Authorities have arrested and charged Luis Diofron, also known as Luis Fernandez Diofron Lemus, a 22-year-old Guatemalan who was visiting the U.S. on a visa in 2012 and was staying with a family next to Denise Battey’s home. Diofron fled the United States after Battey’s slaying, Lugo said, and wasn’t found until about six months ago.

Diofron was charged with murder and special circumstance allegations that the killing was committed during the commission of a burglary and rape. He pleaded not guilty to the charge May 1, and is being held without bail at Los Angeles County jail. A preliminary hearing is scheduled for June 24 at Los Angeles County Superior Court in Norwalk.

The search for Diofron wasn’t easy. Lugo said investigators believe he first fled to Tijuana and then to Guatemala.

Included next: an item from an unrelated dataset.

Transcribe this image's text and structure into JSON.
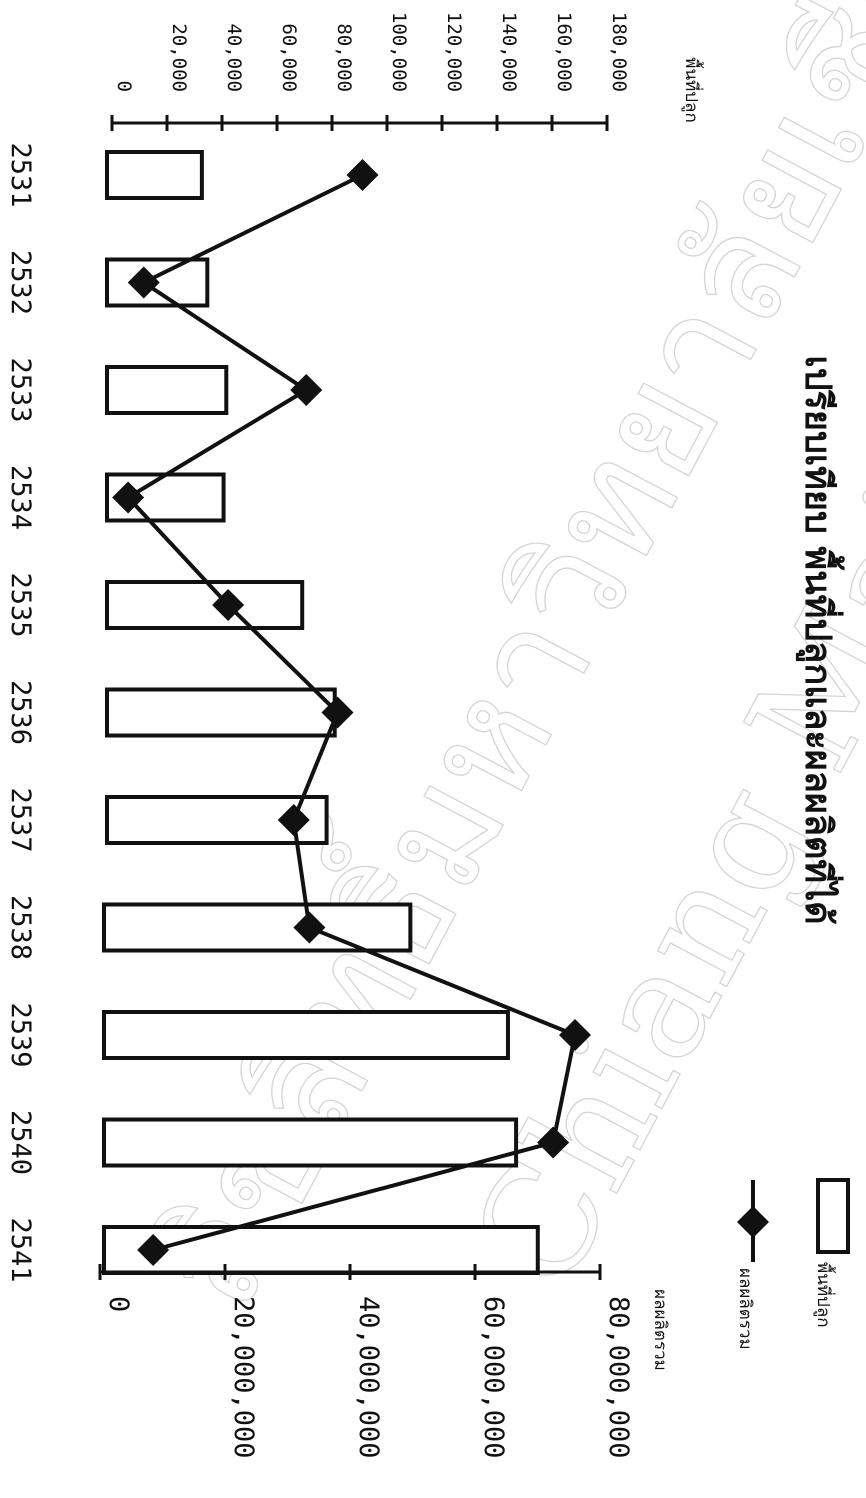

The Los Angeles County district attorney’s office issued a warrant for his arrest in September 2012, but he wasn’t found until Dec. 4, 2014, when he was arrested in San Miguel, Escuintla, Guatemala, by the FBI’s Transnational Anti-Gang Task Force. The team of FBI agents and Guatemalan police focuses on gang-related crimes, but it also helps find fugitives suspected in major crimes in the U.S., FBI spokeswoman Laura Eimiller said.

Lugo went to Guatemala to bring Diofron to the U.S. for trial. He said authorities put Diofron’s photo in a popular newspaper, offering a reward of about $1,500 for his capture. Diofron was arrested a couple of days later, Lugo said, in the home where he was living with his wife and baby.

“He told me he knew it was just a matter of time, because that’s a newspaper that everybody reads, and $1,500 is like the equivalent of seven months of work,” Lugo said. “He said even friends were coming to his mother and sister’s house, wanting to know where he was.”

Annise Battey says her sister didn’t know Diofron, but she was well known and liked in the neighborhood, where she often distributed her excess vegetables to neighbors.

Denise Battey

“A lot of her neighbors were devastated when they heard,” Annise Battey said. “We had a couple hundred people at her candlelight memorial.” People who knew her just couldn’t comprehend the way she died.

Annise Battey said her twin was “adored” by her siblings’ children and was especially close to her son, who has Down syndrome. “For over a year he was up every night, crying and pacing the hall, because he couldn’t understand where his Auntie DeDe had gone.”

After a back injury at work and two surgeries, Denise Battey gave up bicycling, one of her favorite activities, and took leave from her job as a systems analyst for the Social Security Administration. Her focus “was just surviving her pain,” Annise Battey said. But she never complained.

Denise Battey, who played basketball in high school and college, was also a big fan of the Los Angeles Sparks, and had season tickets for 15 years. “She missed maybe three games, so [the team's organization] noticed when she was gone, and they had a big memorial tribute to her,” Annise Battey said. The only times she missed was when her siblings’ children came to visit and she couldn’t get tickets for everyone to attend.

That’s just the way Denise Battey was, always thinking of others, her sister said. The night they moved her body from the house, Annise Battey remembered her sister’s savings box. She and the detectives searched the house and found it on a high shelf in the kitchen.

Inside were “stacks and stacks of $1 bills, nearly $3,000 in all, that she saved every day,” Annise Battey said. And at the bottom, under all the money, Denise Battey had left a simple note: “In case anything happens to me, this money should go to my nieces and nephew.”

-- Jeanette Marantos

Photos: Denise Battey in undated family photos.